Dennoch näherte sich die PT mit dem Ziel, mehrere Interessen zu bündeln, Marta Suplicy an, reintegrierte sie in ihre Reihen und nominierte sie als Kandidatin für das Amt des Vizebürgermeisters von São Paulo. Auch das alte Lied, dessen Verse besagen, dass Marta die Gewissheit des Dialogs mit den Peripherien ist, ist zurück. Aber eine konkrete Tatsache ist, dass Marta Suplicy eine etablierte Brücke zur alten Bourgeoisie von São Paulo ist, ein Garant für die traditionellen Eliten, dass es in Ordnung ist, Boulos zu wählen, er ist jetzt einer von uns, er wird viele beliebte Restaurants eröffnen und vielleicht sogar noch ein paar mehr Radwege, aber an der etablierten Ordnung wird sich dadurch nichts ändern.
Allerdings, und das ist ein entscheidender Punkt, reicht der Widerstand der PT und ihres rehabilitierten Volkes gegen die politische Figur Jair Bolsonaro nicht bis zum Bolsonaroismus. Mehrere Agenden des Bolsonarismus werden von der neuen Lula-Regierung weiterhin angesprochen, darunter die Beteiligung von Bolsonaristen an verschiedenen Regierungsämtern, wie das Portal berichtet Letzte Sekunde IG, am 11. November 2023. Beteiligung, die durch Wellen, Witze und einige Beschimpfungen von PT-Mitgliedern, die versuchen, links zu bleiben, ausgeweitet werden soll, wie es bei einer politischen Veranstaltung in Recife, der Hauptstadt von Pernambuco, im März 2023 geschah, als Lula Wie das Portal berichtet, verteidigten die Gouverneurin von Tucana, Rachel Lyra, und der Bürgermeister der Stadt, João Campos, die Buhrufe von PT 360 Leistung, in einem von Caio Spechoto unterzeichneten Artikel vom 23. März 2023.
Oder jüngst in der Stadt Santos an der Küste von São Paulo, als Lula Anfang Februar dieses Jahres die Ausbuhungen der PT gegen den Gouverneur von São Paulo, Tarcisio de Freitas, unterbrach, der einst die rechte Hand von Jair Bolsonaro war. und umwarb ihn auch mit seiner traditionellen Rhetorik der politischen Verführung, wie von der berichtet wird Wirtschaftlicher Wert, in einem von Rachel Vazquez unterzeichneten Artikel vom 2. Februar 2024.

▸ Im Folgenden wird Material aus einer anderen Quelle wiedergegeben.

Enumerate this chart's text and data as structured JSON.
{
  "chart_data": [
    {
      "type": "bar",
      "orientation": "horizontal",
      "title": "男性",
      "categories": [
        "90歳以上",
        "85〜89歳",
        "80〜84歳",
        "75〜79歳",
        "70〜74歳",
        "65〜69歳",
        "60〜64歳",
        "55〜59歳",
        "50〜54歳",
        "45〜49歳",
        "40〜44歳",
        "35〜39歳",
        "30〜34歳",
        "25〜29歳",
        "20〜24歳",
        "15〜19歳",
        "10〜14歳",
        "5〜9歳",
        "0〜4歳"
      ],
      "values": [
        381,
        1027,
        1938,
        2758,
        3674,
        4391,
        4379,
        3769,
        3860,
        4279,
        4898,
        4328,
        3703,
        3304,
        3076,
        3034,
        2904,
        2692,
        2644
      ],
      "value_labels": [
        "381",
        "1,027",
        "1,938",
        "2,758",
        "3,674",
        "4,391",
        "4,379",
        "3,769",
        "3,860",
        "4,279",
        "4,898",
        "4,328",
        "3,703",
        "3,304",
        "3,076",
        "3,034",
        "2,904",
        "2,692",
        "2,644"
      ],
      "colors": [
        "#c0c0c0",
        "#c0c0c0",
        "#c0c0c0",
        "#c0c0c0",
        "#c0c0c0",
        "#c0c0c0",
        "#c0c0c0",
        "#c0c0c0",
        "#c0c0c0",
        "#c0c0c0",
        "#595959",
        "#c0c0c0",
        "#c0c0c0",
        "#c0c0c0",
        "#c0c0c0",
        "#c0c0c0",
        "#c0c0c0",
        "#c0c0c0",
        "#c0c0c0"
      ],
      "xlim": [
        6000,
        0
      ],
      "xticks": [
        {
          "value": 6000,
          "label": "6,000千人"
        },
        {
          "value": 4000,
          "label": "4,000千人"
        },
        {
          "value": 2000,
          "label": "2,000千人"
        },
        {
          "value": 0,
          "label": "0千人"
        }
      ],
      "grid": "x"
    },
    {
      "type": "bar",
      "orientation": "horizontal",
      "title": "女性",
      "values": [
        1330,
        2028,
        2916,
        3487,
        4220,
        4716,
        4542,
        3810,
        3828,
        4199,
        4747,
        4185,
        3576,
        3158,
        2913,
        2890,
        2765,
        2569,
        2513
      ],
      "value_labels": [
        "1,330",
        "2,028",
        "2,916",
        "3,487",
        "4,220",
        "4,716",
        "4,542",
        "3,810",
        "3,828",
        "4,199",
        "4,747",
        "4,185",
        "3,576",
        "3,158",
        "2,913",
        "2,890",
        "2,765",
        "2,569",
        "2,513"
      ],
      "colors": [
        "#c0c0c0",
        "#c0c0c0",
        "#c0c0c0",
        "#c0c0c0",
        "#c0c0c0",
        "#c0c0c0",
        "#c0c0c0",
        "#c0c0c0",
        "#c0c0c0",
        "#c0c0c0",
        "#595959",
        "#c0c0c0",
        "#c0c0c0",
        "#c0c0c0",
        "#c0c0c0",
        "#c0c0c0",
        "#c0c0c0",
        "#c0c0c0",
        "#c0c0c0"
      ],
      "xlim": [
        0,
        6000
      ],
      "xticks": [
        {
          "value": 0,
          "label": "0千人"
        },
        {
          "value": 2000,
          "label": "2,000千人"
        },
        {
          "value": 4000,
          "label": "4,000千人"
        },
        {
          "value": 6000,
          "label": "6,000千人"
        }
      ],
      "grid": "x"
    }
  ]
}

Wenn es sich in irgendeiner Weise um Bemühungen handelt, die Neue Republik wieder ins Gleichgewicht zu bringen, ist diese Neuausrichtung kein Beweis für ihren Erfolg, sondern vielmehr dafür, dass das Alte bis zur Ankunft des Neuen weiterhin eine Leiche unter uns sein wird. Der Aufstieg des Bolsonarismus war der Beweis dafür, dass die Neue Republik in ihren Widersprüchen völlig gescheitert ist, und ihre Neuausrichtung beweist, dass die herrschenden Klassen und politischen Kasten immer noch stark genug sind, um die Arbeiterklasse daran zu hindern, sich vollständig über die Grenzen des Staates hinaus zu organisieren.
Die Neue Republik wird neu ausbalanciert, die Interessen der Bourgeoisie bleiben in der Ordnung des brasilianischen Staates, die Putschisten von 2016 werden politisch rehabilitiert. Und der einfache Preis dafür ist die Schwächung der Linken und die maximale Kriminalisierung der Verrückten und ihrer messianischen Absichten.
* Luiz Carlos Checchia Er hat einen Doktortitel in Geisteswissenschaften, Rechten und anderen Legitimitäten vom FFLCH-USP.